Rahmengebühre, Bemessung, Kriterien, Bedeutung der Angelegenheit

Gericht / Entscheidungsdatum: OLG Rostock, Beschl. v. 18.01.2017 - 20 Ws 21/17

Leitsatz: 1. Über die Beschwerde gegen einen nach § 464b StPO ergangenen Kostenfestsetzungsbeschluss entscheidet der Senat in der Besetzung mit drei Richtern (Aufgabe der entgegenstehenden Senatsrechtsprechung).
2. Nachdem es sich bei der vorgenannten Beschwerde um eine sofortige Beschwerde handelt, über die nach StPO-Grundsätzen zu entscheiden ist, ist eine Nichtabhilfeentscheidung des Ausgangsgerichts nicht veranlasst; ergeht gleichwohl eine solche, ist diese vom Beschwerdegericht (deklaratorisch) aufzuheben.
3. Eine "besondere Bedeutung der Angelegenheit" (für den Mandanten) im Sinne von § 14 Abs. 1 Satz 1 RVG kann sich nur dann erhöhend auf die Rahmengebühr auswirken, wenn sich diese auch in einem erhöhten Arbeitsaufwand des Rechtsanwalts niederschlägt, was spätestens im Beschwerdeverfahren darzulegen ist.


In pp.
1. Der Nichtabhilfebeschluss der Rechtspflegerin des Landgerichts Stralsund vom 19.12.2016 wird aufgehoben.
2. Die sofortige Beschwerde des Verteidigers gegen den Kostenfestsetzungsbeschluss des Landgerichts Stralsund vom 28.04.2016 wird auf Kosten des Beschwerdeführers als unbegründet verworfen.
Gründe

I.
Mit Anklageschrift vom 12.08.2015 legte die Staatsanwaltschaft Stralsund der Angeklagten zur Last, in der Zeit zwischen Frühjahr 2014 bis zum 04.02.2015 dadurch unerlaubt mit Betäubungsmitteln in nicht geringer Menge Handel getrieben zu haben, dass sie zusammen mit den Mitangeklagten in einer Scheune in L. eine Cannabisplantage einrichtete und in der Absicht betrieb, die dort gewonnenen Pflanzenprodukte gewinnbringend zu veräußern, weshalb am 04.02.2015 zehn Kilogramm bereits getrocknetes und abgepacktes Marihuana in einem Kühlschrank gelagert aufgefunden wurden.
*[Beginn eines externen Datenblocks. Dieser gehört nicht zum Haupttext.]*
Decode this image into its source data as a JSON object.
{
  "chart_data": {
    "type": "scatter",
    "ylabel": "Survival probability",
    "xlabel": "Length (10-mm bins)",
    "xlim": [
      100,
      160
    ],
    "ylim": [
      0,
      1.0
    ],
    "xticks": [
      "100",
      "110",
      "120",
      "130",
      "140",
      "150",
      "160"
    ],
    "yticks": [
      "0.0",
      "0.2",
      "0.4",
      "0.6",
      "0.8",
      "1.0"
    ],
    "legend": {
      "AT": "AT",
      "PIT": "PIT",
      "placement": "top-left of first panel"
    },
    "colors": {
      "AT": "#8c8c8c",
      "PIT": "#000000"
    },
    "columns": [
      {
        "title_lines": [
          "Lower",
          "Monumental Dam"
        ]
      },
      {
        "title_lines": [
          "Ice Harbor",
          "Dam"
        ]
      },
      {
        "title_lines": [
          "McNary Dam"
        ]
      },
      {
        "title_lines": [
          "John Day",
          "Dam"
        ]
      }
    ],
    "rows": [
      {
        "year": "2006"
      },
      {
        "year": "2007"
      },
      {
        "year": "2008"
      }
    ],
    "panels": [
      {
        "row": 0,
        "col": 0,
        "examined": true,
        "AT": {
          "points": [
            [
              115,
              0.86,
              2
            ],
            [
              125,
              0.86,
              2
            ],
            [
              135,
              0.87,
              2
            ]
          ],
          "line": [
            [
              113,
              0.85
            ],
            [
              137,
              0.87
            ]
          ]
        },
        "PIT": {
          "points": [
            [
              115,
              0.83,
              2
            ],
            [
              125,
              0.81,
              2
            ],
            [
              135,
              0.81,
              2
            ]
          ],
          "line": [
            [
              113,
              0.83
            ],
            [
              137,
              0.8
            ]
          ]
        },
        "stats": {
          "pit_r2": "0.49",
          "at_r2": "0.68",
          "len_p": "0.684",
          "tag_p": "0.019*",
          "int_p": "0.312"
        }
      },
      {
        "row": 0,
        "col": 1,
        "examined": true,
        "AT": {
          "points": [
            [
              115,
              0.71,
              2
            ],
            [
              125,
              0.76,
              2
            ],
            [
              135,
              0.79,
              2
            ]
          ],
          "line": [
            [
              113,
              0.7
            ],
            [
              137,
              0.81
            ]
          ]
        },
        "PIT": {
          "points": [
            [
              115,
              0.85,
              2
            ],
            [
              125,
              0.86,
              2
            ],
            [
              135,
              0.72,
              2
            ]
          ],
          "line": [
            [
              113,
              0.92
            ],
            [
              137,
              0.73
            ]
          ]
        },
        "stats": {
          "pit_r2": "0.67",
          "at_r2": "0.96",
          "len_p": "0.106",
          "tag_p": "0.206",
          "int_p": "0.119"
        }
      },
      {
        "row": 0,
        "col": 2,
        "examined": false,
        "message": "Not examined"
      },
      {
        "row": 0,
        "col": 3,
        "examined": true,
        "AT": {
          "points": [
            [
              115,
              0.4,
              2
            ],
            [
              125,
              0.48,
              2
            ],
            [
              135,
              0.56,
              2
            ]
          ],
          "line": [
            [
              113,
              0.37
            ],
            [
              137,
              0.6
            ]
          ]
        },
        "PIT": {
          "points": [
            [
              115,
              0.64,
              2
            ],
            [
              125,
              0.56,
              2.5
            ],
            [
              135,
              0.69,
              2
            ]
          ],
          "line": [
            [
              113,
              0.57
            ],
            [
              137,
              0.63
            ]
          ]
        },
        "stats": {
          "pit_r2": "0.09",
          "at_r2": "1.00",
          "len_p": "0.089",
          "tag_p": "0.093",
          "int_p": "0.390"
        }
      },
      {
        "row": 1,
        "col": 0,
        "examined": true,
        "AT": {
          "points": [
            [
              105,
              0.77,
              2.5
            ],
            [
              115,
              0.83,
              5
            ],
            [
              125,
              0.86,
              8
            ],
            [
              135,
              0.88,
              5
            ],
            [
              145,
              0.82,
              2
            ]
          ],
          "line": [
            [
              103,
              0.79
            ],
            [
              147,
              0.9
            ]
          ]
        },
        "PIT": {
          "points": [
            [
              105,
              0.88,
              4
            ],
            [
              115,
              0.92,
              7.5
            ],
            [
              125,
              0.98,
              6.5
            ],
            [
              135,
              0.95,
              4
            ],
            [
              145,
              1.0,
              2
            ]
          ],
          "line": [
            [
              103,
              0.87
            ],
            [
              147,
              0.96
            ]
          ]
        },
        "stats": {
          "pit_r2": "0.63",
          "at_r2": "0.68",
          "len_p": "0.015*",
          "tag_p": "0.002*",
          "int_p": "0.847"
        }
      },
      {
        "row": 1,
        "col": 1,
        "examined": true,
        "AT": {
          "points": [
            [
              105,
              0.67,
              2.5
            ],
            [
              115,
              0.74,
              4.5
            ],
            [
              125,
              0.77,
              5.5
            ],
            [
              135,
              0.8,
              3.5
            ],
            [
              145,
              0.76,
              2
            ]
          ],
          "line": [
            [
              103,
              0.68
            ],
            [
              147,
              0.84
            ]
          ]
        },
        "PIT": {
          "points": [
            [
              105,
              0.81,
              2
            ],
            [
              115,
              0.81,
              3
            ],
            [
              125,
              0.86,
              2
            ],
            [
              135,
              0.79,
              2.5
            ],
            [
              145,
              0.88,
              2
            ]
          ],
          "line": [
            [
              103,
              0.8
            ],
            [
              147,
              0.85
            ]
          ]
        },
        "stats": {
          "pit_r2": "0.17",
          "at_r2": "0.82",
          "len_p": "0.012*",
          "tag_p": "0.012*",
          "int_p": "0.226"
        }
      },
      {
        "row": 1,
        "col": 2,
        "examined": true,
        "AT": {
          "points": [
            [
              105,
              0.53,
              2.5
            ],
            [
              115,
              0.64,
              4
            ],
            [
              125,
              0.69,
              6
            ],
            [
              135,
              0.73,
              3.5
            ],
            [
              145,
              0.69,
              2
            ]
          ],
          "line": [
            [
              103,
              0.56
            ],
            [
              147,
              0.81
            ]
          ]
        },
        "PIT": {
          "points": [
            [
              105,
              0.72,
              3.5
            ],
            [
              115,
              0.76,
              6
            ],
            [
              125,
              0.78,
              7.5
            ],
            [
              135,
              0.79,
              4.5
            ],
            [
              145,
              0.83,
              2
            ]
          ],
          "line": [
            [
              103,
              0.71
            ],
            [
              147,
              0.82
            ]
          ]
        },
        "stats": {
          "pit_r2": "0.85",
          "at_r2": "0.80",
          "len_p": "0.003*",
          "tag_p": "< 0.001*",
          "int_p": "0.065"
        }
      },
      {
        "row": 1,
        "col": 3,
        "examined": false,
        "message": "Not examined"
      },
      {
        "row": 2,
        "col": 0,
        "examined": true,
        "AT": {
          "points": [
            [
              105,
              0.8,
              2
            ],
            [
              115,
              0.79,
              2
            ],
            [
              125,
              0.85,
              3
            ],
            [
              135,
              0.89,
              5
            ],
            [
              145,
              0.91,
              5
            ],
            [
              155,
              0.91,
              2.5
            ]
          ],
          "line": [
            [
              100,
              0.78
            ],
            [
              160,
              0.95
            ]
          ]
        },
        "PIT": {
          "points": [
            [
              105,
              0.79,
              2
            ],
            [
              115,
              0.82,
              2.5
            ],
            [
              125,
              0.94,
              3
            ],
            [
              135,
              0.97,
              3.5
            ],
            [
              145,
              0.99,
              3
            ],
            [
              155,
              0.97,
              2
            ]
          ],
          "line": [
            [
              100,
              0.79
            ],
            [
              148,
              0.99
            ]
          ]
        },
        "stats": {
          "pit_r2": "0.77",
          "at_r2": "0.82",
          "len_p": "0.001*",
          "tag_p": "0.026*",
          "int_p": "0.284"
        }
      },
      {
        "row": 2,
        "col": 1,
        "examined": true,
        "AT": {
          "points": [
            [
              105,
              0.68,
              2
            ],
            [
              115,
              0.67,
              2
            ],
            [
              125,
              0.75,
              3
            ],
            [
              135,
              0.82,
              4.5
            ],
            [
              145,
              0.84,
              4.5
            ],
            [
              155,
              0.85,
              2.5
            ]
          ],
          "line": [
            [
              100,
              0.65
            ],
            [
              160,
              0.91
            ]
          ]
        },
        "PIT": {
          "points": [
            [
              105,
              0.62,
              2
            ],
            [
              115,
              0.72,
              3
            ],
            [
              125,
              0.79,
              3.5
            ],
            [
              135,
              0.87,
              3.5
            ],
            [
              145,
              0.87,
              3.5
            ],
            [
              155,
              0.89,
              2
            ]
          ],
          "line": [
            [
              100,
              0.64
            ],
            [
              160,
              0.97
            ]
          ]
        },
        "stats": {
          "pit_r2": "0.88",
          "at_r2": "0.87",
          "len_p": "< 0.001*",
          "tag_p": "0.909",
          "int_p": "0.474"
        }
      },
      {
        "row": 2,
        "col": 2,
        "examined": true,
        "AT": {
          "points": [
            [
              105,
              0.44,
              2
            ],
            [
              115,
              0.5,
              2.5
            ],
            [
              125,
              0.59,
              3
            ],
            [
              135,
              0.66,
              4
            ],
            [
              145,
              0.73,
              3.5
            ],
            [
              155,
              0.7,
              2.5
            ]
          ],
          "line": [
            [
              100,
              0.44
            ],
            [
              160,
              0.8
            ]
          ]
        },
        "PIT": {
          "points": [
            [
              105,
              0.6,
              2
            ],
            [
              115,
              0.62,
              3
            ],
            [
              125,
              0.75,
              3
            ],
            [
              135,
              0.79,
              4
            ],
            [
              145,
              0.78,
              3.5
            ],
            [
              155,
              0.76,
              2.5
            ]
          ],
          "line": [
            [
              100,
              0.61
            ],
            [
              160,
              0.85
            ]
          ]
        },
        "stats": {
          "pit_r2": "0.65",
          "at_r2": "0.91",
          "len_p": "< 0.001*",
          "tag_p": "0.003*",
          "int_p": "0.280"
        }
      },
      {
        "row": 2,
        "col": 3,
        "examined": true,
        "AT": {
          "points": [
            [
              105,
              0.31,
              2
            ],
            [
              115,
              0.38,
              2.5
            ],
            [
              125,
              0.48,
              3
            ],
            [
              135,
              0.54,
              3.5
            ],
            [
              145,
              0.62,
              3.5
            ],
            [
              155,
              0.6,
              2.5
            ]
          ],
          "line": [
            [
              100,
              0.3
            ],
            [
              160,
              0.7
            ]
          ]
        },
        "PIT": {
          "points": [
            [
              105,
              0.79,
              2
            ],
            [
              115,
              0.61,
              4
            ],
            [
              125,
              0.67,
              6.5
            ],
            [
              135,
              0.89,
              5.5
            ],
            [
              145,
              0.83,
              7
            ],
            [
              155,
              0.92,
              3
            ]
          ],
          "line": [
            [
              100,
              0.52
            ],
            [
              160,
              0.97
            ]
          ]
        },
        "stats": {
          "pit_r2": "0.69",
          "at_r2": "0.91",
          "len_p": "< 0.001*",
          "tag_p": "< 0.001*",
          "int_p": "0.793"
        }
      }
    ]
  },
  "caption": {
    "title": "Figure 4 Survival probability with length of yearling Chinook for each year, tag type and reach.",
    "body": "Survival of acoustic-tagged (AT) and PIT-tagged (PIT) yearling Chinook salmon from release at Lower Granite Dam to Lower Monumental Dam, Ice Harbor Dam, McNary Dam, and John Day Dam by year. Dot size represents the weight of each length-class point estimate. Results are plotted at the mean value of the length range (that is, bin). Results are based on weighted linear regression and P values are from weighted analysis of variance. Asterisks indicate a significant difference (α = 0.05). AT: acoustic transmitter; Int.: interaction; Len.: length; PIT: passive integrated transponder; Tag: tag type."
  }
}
Die Hauptverhandlung vor dem Landgericht Stralsund, an der der von der Angeklagten B. bereits im Ermittlungsverfahren mandatierte Rechtsanwalt Dr. M. als gewählter Verteidiger umfassend teilnahm, fand zwischen dem 21.10. und dem 19.12.2015 an insgesamt fünf Sitzungstagen statt, wobei die Sitzungen am 21.10. und 28.10. jeweils inklusive Unterbrechungen - auch zur Mittagspause - knapp fünfeinhalb Stunden und die am 17.11 und am 01.12.2015 jeweils knapp viereinhalb Stunden dauerten. Die Sitzung am 09.12.2015 diente im Wesentlichen der Urteilsverkündung und -begründung und nahm nur knapp eine Stunde in Anspruch. Mit diesem Urteil, welches insoweit seit dem 17.12.2015 rechtskräftig ist, wurde die Angeklagte B. freigesprochen.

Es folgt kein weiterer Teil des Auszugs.